Publication

Market in Minutes: European Senior Living and Care Home Investment

Record high H1 investment turnover


More than €4bn was invested in senior living and care homes in Europe during the first half of the year. This is a record level for a six month period and 38% above the average past five H1s. The sector barely even faltered from the pandemic crisis with €7.5bn transacted last year, only 4% down on 2019, which was a record year, proving the growing liquidity of these asset types. Indeed, following the sad headlines news on the vulnerability of the elderly age group leading to excess fatalities in care facilities, quick and strong reactions from operators have enabled to reinstall health safety amongst residents. With admissions and occupancy fast growing back to pre-pandemic levels, the resilience of the sector, the urgent need to adapt the existing supply and develop new and safe facilities caught inventors’ attention.

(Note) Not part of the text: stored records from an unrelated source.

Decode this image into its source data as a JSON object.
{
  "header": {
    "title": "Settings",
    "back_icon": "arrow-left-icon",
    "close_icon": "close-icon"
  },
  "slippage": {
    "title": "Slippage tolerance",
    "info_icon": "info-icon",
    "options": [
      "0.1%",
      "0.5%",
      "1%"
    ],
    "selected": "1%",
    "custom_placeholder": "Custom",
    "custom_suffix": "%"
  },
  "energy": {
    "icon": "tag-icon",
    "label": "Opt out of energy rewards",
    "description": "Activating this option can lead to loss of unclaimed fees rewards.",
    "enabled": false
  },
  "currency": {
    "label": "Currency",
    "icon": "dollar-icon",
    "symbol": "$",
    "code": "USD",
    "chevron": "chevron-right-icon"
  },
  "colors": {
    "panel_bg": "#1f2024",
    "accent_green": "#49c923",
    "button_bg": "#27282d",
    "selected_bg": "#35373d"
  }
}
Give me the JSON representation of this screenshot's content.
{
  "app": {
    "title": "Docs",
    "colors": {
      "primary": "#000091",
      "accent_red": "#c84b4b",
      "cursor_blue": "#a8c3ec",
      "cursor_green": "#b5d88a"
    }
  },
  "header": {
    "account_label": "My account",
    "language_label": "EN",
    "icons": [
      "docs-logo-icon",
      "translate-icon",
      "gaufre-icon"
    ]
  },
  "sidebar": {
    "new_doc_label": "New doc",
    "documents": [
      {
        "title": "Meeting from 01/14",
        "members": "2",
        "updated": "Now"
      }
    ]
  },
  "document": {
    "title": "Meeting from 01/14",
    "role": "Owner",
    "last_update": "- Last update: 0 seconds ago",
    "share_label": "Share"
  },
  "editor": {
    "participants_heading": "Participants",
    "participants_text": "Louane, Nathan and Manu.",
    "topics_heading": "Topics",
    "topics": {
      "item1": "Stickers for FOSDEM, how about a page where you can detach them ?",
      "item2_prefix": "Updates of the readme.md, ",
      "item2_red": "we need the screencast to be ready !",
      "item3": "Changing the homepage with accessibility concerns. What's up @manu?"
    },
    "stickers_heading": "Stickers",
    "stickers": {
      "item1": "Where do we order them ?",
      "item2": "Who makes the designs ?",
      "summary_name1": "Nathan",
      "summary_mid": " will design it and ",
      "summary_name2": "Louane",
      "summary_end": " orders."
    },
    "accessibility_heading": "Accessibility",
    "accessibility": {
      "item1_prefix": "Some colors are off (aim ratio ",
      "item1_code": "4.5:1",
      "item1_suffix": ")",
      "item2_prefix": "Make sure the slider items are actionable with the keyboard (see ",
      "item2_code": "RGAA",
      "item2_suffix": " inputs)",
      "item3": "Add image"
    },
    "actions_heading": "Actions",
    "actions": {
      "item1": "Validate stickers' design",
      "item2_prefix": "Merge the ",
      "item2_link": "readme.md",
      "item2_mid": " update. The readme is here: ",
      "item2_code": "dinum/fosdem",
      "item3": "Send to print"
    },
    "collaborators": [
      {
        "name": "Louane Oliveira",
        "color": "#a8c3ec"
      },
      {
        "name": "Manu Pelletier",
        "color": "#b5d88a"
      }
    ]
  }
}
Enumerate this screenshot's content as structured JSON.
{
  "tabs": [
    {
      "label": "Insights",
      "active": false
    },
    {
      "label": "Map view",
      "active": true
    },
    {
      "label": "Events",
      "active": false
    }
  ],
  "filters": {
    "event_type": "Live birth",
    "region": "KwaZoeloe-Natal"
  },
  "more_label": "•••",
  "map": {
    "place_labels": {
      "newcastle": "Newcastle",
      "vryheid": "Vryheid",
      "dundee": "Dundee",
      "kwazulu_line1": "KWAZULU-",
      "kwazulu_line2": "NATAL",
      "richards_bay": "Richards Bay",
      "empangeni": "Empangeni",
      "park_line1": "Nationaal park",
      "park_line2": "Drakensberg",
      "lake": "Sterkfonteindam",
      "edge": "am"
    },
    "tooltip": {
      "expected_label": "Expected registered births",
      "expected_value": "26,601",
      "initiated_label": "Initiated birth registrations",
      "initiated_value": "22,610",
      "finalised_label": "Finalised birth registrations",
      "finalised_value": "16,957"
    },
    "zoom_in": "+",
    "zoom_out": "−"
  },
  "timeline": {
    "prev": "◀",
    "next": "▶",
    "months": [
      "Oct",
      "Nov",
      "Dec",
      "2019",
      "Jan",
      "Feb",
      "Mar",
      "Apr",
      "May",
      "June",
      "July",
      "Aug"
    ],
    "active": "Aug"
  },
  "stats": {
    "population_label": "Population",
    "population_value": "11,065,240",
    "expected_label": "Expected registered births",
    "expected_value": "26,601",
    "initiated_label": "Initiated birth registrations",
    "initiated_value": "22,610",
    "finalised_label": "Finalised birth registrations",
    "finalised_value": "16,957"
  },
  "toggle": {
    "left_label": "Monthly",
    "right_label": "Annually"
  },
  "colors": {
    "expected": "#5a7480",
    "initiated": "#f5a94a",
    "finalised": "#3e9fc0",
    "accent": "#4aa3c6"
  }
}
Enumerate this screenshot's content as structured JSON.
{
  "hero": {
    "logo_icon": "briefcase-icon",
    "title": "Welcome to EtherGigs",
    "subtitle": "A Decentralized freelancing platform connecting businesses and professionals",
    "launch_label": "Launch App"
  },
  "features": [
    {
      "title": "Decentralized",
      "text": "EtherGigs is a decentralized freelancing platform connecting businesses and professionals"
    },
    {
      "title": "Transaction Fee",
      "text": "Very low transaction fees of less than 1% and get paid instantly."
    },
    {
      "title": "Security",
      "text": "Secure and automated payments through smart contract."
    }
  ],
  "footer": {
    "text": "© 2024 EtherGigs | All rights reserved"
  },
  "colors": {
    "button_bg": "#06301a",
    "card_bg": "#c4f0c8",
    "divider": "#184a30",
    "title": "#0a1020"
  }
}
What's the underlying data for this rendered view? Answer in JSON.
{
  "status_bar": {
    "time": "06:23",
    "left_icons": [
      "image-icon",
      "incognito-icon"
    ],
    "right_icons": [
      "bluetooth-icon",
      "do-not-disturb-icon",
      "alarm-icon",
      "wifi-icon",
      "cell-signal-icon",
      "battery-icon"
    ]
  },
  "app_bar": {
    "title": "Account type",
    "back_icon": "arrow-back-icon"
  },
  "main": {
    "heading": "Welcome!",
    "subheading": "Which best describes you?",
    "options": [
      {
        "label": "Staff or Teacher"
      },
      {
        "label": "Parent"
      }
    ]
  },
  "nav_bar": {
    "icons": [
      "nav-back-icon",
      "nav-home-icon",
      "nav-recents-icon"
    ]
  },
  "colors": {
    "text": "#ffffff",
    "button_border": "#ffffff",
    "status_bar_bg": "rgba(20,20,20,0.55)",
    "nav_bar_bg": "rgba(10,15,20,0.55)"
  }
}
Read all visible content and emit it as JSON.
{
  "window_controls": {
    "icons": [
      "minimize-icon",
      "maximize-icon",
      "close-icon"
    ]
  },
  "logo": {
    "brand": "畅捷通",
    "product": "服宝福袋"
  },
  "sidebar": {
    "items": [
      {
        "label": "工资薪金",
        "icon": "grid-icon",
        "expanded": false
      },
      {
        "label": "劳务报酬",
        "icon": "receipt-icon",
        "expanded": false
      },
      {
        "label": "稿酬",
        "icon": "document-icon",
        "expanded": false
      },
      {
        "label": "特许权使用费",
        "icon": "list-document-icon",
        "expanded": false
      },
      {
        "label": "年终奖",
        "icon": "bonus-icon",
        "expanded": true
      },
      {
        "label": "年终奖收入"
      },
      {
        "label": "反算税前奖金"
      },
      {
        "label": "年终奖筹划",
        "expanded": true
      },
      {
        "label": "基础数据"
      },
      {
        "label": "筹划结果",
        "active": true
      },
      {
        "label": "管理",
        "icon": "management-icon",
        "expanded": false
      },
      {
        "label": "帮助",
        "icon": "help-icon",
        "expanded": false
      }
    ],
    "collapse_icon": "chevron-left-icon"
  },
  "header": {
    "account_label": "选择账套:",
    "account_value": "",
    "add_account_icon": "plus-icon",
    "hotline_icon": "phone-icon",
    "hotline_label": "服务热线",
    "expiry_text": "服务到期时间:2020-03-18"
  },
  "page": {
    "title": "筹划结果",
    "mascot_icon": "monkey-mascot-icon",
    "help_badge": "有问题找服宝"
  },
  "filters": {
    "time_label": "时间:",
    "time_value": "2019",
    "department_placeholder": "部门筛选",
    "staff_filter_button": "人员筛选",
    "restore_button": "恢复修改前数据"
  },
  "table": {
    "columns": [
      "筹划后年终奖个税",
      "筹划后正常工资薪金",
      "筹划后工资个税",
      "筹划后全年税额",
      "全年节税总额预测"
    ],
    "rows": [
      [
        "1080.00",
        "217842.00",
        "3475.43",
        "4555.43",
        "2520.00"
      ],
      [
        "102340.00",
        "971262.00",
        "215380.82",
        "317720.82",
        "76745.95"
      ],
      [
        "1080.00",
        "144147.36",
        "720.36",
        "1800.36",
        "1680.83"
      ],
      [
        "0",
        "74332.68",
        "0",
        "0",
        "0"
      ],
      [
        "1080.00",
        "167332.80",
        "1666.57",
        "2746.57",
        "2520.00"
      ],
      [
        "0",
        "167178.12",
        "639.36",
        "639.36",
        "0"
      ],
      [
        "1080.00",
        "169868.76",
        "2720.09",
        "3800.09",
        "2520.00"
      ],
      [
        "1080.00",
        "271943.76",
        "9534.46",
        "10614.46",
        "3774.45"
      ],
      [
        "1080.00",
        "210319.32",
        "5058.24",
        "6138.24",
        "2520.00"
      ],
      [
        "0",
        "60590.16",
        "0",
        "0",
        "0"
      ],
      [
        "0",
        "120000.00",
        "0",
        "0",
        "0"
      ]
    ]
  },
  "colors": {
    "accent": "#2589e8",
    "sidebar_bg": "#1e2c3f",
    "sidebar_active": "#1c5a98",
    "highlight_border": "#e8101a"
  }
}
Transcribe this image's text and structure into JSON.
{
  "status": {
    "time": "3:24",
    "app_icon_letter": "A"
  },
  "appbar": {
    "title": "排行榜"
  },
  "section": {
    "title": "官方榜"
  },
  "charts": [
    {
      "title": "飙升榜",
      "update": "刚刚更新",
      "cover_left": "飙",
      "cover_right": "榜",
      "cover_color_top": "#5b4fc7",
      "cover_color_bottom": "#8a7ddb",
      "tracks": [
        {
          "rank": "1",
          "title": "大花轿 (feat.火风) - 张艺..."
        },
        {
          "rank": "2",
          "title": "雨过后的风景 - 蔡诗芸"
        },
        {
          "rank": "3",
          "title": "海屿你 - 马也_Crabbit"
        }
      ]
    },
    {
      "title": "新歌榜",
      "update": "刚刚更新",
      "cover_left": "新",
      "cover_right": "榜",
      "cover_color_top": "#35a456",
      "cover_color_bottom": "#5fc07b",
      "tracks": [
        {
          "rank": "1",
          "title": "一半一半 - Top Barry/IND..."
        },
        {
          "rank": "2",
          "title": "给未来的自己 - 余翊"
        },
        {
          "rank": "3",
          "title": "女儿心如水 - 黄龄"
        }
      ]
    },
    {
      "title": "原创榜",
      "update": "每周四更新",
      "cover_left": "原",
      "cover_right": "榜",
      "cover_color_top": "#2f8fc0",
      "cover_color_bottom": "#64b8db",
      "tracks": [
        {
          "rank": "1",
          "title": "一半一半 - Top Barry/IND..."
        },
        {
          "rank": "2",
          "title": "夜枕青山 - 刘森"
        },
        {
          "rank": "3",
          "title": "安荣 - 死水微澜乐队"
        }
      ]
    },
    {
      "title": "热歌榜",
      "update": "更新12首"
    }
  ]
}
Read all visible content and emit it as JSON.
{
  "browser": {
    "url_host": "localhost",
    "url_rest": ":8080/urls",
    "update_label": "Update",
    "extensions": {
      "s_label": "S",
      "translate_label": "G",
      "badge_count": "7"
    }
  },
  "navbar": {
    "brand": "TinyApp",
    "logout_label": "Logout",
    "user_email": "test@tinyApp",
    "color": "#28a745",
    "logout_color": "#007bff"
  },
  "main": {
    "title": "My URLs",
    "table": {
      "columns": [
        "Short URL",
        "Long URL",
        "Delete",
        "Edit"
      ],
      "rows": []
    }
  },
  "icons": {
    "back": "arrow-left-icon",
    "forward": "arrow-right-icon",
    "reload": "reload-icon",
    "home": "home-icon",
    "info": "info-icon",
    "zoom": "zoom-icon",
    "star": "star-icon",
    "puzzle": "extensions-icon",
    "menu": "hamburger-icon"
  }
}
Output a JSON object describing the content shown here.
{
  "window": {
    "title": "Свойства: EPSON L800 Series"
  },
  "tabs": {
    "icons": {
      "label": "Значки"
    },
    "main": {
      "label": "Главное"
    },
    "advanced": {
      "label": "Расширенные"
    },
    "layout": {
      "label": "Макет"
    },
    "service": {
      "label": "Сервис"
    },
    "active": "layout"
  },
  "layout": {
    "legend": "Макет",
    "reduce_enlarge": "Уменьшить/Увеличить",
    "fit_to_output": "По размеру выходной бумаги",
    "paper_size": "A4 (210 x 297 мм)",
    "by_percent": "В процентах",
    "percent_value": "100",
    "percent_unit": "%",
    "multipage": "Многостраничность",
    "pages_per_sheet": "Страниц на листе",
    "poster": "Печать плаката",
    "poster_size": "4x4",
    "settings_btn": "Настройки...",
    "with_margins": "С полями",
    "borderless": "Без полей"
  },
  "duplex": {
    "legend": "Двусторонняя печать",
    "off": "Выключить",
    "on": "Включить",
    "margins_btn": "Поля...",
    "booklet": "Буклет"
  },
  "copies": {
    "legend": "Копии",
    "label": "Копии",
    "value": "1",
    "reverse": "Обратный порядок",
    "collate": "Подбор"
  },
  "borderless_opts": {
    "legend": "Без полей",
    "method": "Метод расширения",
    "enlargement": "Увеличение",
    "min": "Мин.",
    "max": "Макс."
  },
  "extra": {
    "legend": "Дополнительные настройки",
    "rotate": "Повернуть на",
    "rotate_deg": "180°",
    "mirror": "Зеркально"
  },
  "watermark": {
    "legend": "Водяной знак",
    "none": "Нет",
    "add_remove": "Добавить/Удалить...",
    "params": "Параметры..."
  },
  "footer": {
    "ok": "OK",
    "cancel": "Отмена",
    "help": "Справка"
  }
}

Both care homes and senior living make an increasingly strong investment case. The fundamentals of the senior housing sector are solid, based on long-term demographic changes. According to the projection from the European Commission, from 2026, the European population will start declining, whilst the share of elderly people will keep on growing. By 2050, the elderly population aged 65 years old and above will account for 30% of the total population from currently 20%. The very old population (≥ above 80 years old) will account for 11% of the total population, from currently 6%. Whilst the timing of this generational shift is uneven across Europe – likely to strike Italy, Germany and Portugal first and most, it will eventually affect all European countries. At the same time, the increasing number of divorces and new living arrangements are leading to an overall lack of housing.

Besides, both asset types provide a long-term secured rental income stream, which in many cases can be supplemented by additional revenues from a-la-carte services. Additionally, with ESG taking higher stakes in investors’ strategy, the intrinsic nature of senior residences, with or without care, benefits from natural leverage over the social aspect of ESG policies. Finally, the sector also benefited from reduced investment allocation in the traditional asset classes such as retail and offices.

Care homes accounted for 76% of senior housing investments in the past five years. The sector is, in fact, more developed as an asset class than the independent senior living sector, which in most European countries is only emerging. Hence, care home investment volumes are generally fuelled by M&A and large portfolio deals whilst the senior living segment is often developing through forward-funding deals.

A growing range of investors is now involved in the sector including, public and private REITs (Aedifica, Cofinimmo, SCPI Primovie), equity funds (Lone Star), pension funds (CDPQ, AP3 Tredje AP-fonden, Storebrand), investment managers (Swiss Life AM, Threestones Capital, Cindat Capital Management, Primonial REIM), financial institutions (Caisse des Depots, Gutmann Group, BNP Paribas) and developers (Batipart, SBB i Norden). The senior living sectors are increasingly attracting foreign capital. Since the beginning of the year, cross border investment accounted for nearly 60% of the total volume, a record share. Belgium, France, Luxembourg, the US and Sweden are the major origin of cross border capital over the past 24 months.

Investment activity remains mainly concentrated in Germany and the UK, accounting for 54% of the total volume accumulated over the past 12 months (against 58% on average over the past five years). Nevertheless, interest in the sector is slowly spreading across Europe and investment volumes have been growing particularly fast in Sweden, Italy and Spain in the last 12 months.

Based on a large number of deals and projects currently under consideration with new and existing investors, we expect the annual volume in senior living sectors to reach a new high in 2021.

Prime net senior housing yields range between 3.3% and 5.75% and prime net care home yields range between 3.85% and 6% or direct-let properties, depending on the country, location and quality of assets. Increased appetite from investors for senior and care home assets has put downward pressure on prime yields over the past six months -14 bps for senior housing and -17 bps for care homes. Yet, senior housing and care home yields remain competitive compared to standard residential units. On average, senior asset yields offer a yield discount of 77 to 112 bps over multifamily. We expect further yield compression in the next 12 months as we anticipate investor interest for the sector to keep on growing and increased competition from US investors.